China's leaders are concerned that the country's economy has become overly reliant on borrowing to fuel growth. They are now willing to tolerate short-term pain in the interest of setting the economy on a more sustainable path.

Shadow banking can take many forms, including loan sharks, investment companies known as trusts and off-balance-sheet lending by regular banks.

The draft rules -- known as Document No. 107 -- were first reported by China Business News, a local newspaper, and seem to have only been given to senior executives at (big) banks at this stage.

“The emergence of shadow banks is an inevitable result of financial development and innovation.
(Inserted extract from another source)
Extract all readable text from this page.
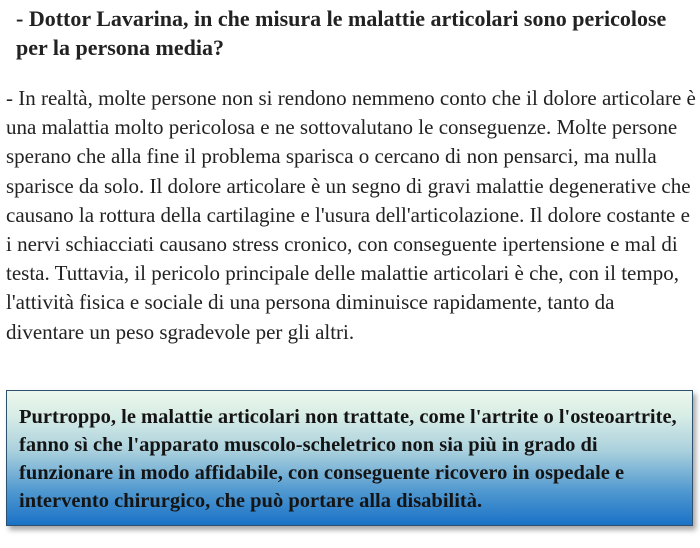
- Dottor Lavarina, in che misura le malattie articolari sono pericolose per la persona media?

- In realtà, molte persone non si rendono nemmeno conto che il dolore articolare è una malattia molto pericolosa e ne sottovalutano le conseguenze. Molte persone sperano che alla fine il problema sparisca o cercano di non pensarci, ma nulla sparisce da solo. Il dolore articolare è un segno di gravi malattie degenerative che causano la rottura della cartilagine e l'usura dell'articolazione. Il dolore costante e i nervi schiacciati causano stress cronico, con conseguente ipertensione e mal di testa. Tuttavia, il pericolo principale delle malattie articolari è che, con il tempo, l'attività fisica e sociale di una persona diminuisce rapidamente, tanto da diventare un peso sgradevole per gli altri.

Purtroppo, le malattie articolari non trattate, come l'artrite o l'osteoartrite, fanno sì che l'apparato muscolo-scheletrico non sia più in grado di funzionare in modo affidabile, con conseguente ricovero in ospedale e intervento chirurgico, che può portare alla disabilità.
As a complement to the traditional banking system, shadow banks play a positive role in serving the real economy and enriching investment channels for ordinary citizens,” the document said, according to a copy obtained by the Financial Times.
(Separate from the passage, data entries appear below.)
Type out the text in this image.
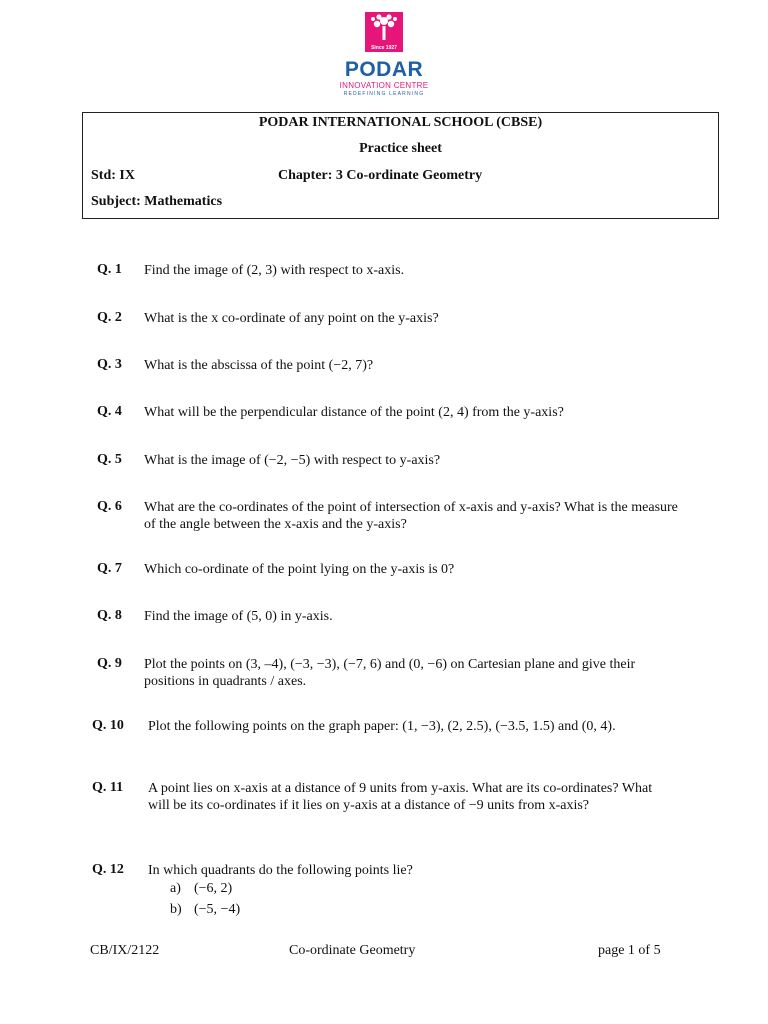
Since 1927
PODAR
INNOVATION CENTRE
REDEFINING LEARNING
PODAR INTERNATIONAL SCHOOL (CBSE)
Practice sheet
Std: IX	Chapter: 3 Co-ordinate Geometry
Subject: Mathematics
Q. 1 Find the image of (2, 3) with respect to x-axis.
Q. 2 What is the x co-ordinate of any point on the y-axis?
Q. 3 What is the abscissa of the point (−2, 7)?
Q. 4 What will be the perpendicular distance of the point (2, 4) from the y-axis?
Q. 5 What is the image of (−2, −5) with respect to y-axis?
Q. 6 What are the co-ordinates of the point of intersection of x-axis and y-axis? What is the measure of the angle between the x-axis and the y-axis?
Q. 7 Which co-ordinate of the point lying on the y-axis is 0?
Q. 8 Find the image of (5, 0) in y-axis.
Q. 9 Plot the points on (3, –4), (−3, −3), (−7, 6) and (0, −6) on Cartesian plane and give their positions in quadrants / axes.
Q. 10 Plot the following points on the graph paper: (1, −3), (2, 2.5), (−3.5, 1.5) and (0, 4).
Q. 11 A point lies on x-axis at a distance of 9 units from y-axis. What are its co-ordinates? What will be its co-ordinates if it lies on y-axis at a distance of −9 units from x-axis?
Q. 12 In which quadrants do the following points lie?
a) (−6, 2)
b) (−5, −4)
CB/IX/2122	Co-ordinate Geometry	page 1 of 5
“At present, our country’s shadow banking risks are under control overall. But as the 2008 global financial crisis demonstrated, shadow banking risks are complex and hidden, and vulnerabilities can emerge suddenly and spread easily causing systemic problems,” the document stated.
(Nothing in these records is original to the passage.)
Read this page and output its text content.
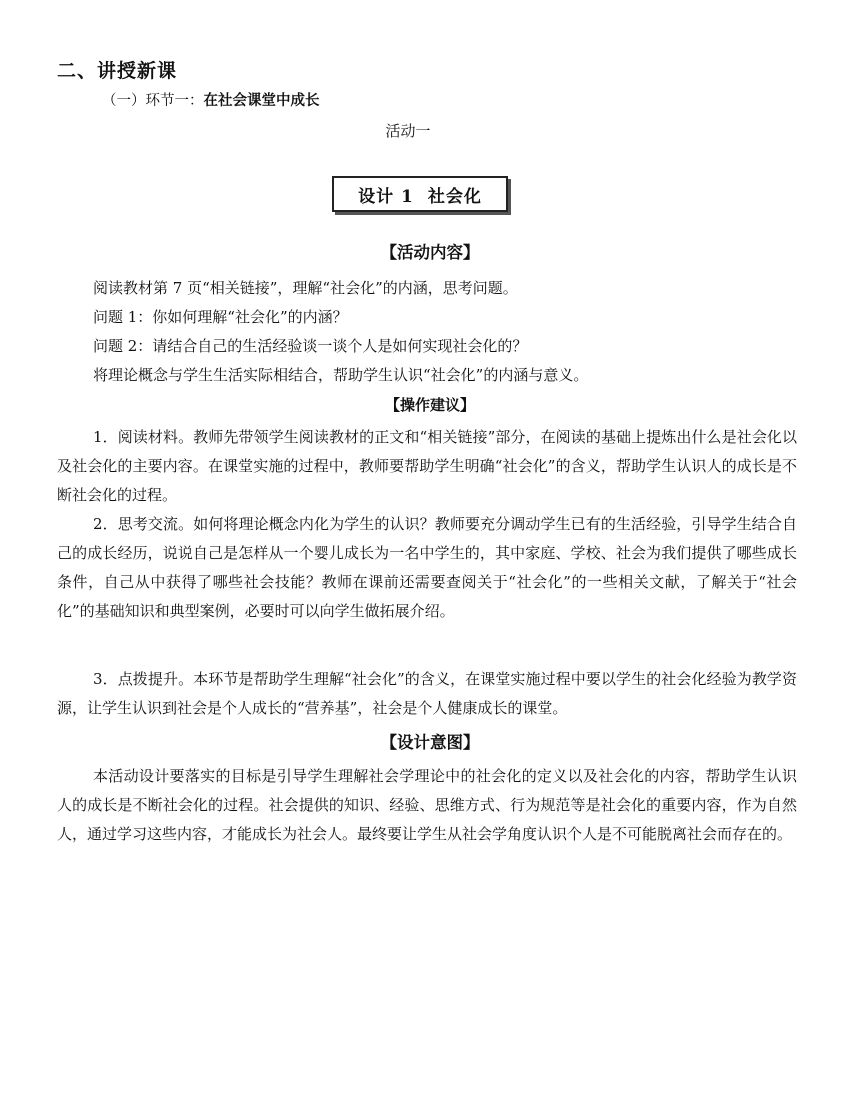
二、讲授新课
（一）环节一：在社会课堂中成长
活动一
设计 1 社会化
【活动内容】
阅读教材第 7 页“相关链接”，理解“社会化”的内涵，思考问题。
问题 1：你如何理解“社会化”的内涵？
问题 2：请结合自己的生活经验谈一谈个人是如何实现社会化的？
将理论概念与学生生活实际相结合，帮助学生认识“社会化”的内涵与意义。
【操作建议】

1．阅读材料。教师先带领学生阅读教材的正文和“相关链接”部分，在阅读的基础上提炼出什么是社会化以及社会化的主要内容。在课堂实施的过程中，教师要帮助学生明确“社会化”的含义，帮助学生认识人的成长是不断社会化的过程。

2．思考交流。如何将理论概念内化为学生的认识？教师要充分调动学生已有的生活经验，引导学生结合自己的成长经历，说说自己是怎样从一个婴儿成长为一名中学生的，其中家庭、学校、社会为我们提供了哪些成长条件，自己从中获得了哪些社会技能？教师在课前还需要查阅关于“社会化”的一些相关文献，了解关于“社会化”的基础知识和典型案例，必要时可以向学生做拓展介绍。

3．点拨提升。本环节是帮助学生理解“社会化”的含义，在课堂实施过程中要以学生的社会化经验为教学资源，让学生认识到社会是个人成长的“营养基”，社会是个人健康成长的课堂。

【设计意图】

本活动设计要落实的目标是引导学生理解社会学理论中的社会化的定义以及社会化的内容，帮助学生认识人的成长是不断社会化的过程。社会提供的知识、经验、思维方式、行为规范等是社会化的重要内容，作为自然人，通过学习这些内容，才能成长为社会人。最终要让学生从社会学角度认识个人是不可能脱离社会而存在的。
The policy notice identifies three types of shadow banking activities and vows to monitor their development more closely: unlicensed unregulated credit intermediation (such as via online finance companies), unlicensed but lightly regulated credit intermediation (such as via credit guarantee companies and microcredit companies), and licensed but insufficiently regulated financing activities (including those conducted by money market funds, informal asset securitization and some wealth-management businesses).

The People’s Bank of China is said to be in charge of compiling and reporting comprehensive data of shadow credit on a regular basis.

There are a number of harsh rules, targeting a number of major drivers of China’s credit growth in the past few years. For instance, in a notice dated March 25, the China Banking Regulatory Commission said banks must clearly link wealth-management products with the assets that proceeds are invested in. Separately, trust firms will likely face much tighter capital rules when conducting credit intermediation. These two items alone can lead to notable slowdown in credit growth, if implemented strictly, according to Yao.

“The key to a less painful deleveraging path is to divert credit away from the inefficient part of the Chinese economy that is also insensitive to interest rates, such as local governments and some state-owned enterprises,” Yao said.

An official audit released last week showed that China's local government debt reached 17.9 trillion yuan ($2.95 trillion) at end-June 2013, or up from 10.7 trillion at end-2010.

Overall, 43 percent of local government's debt came from nonbank sources. Shadow banking institutions, including trust companies, securities firms, insurance companies and leasing companies accounted for 11 percent of the local government debt. The rest of the nonbank debt is from bonds, individuals and a variety of loan guarantees.